As there are usually multiple preprocessing classes for a given model, this method should be called on a specific subclass like keras_hub.models.BertTextClassifierPreprocessor.from_preset().

Arguments

  • preset: string. A built-in preset identifier, a Kaggle Models handle, a Hugging Face handle, or a path to a local directory.

Examples

# Load a preprocessor for Gemma generation.
preprocessor = keras_hub.models.CausalLMPreprocessor.from_preset(
    "gemma_2b_en",
)

# Load a preprocessor for Bert classification.
preprocessor = keras_hub.models.TextClassifierPreprocessor.from_preset(
    "bert_base_en",
)
Preset Parameters Description
qwen3_5_0.8b_base 852.99M Ultra-lightweight foundation model. Ideal for edge devices and efficient, task-specific fine-tuning. Supports Text, Multimodal, video processing tasks.
qwen3_5_0.8b 852.99M Instruction-tuned ultra-lightweight model. Best for simple chat and basic NLP tasks on resource-constrained devices. Supports Text, Multimodal, video processing tasks.
qwen3_5_2b_base 2.21B Lightweight foundation model. Balances speed and capability; great for mobile deployment and domain-specific fine-tuning. Supports Text, Multimodal, video processing tasks.
qwen3_5_2b 2.21B Instruction-tuned lightweight model.
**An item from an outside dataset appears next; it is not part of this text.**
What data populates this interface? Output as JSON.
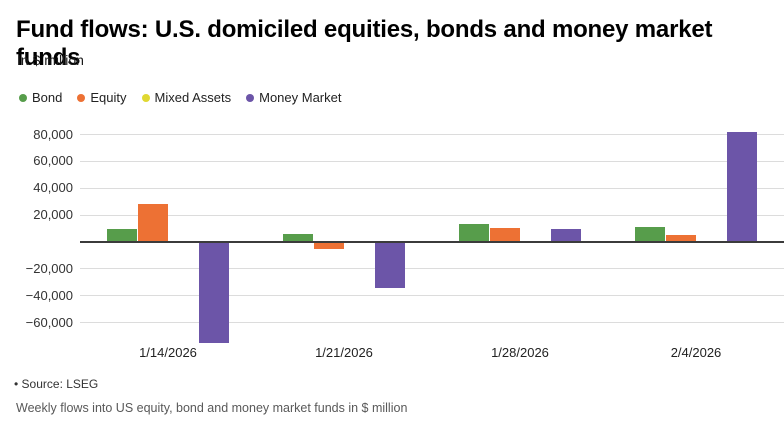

Optimized for fast chat applications and general assistance on consumer hardware. Supports Text, Multimodal, video processing tasks.
qwen3_5_4b_base 4.54B Mid-small foundation model. Offers improved reasoning and context understanding for custom fine-tuning tasks.
qwen3_5_4b 4.54B Instruction-tuned mid-small model. A capable assistant for general text generation and conversational tasks on standard GPUs. Supports Multimodal, video processing tasks.
qwen3_5_9b_base 9.41B Mid-sized foundation model. Delivers strong reasoning, coding, and math baseline capabilities for advanced fine-tuning. Supports Multimodal, video processing tasks.
qwen3_5_9b 9.41B Instruction-tuned mid-sized model. Highly capable chatbot offering strong logic, coding assistance, and multi-lingual support. Supports Multimodal, video processing tasks.
qwen3_5_27b 27.36B Instruction-tuned large model. Delivers high-tier performance for complex reasoning, coding, and extensive contextual tasks. Supports Multimodal, video processing tasks.

tokenizer property

keras_hub.models.Qwen3_5CausalLMPreprocessor.tokenizer

The tokenizer used to tokenize strings.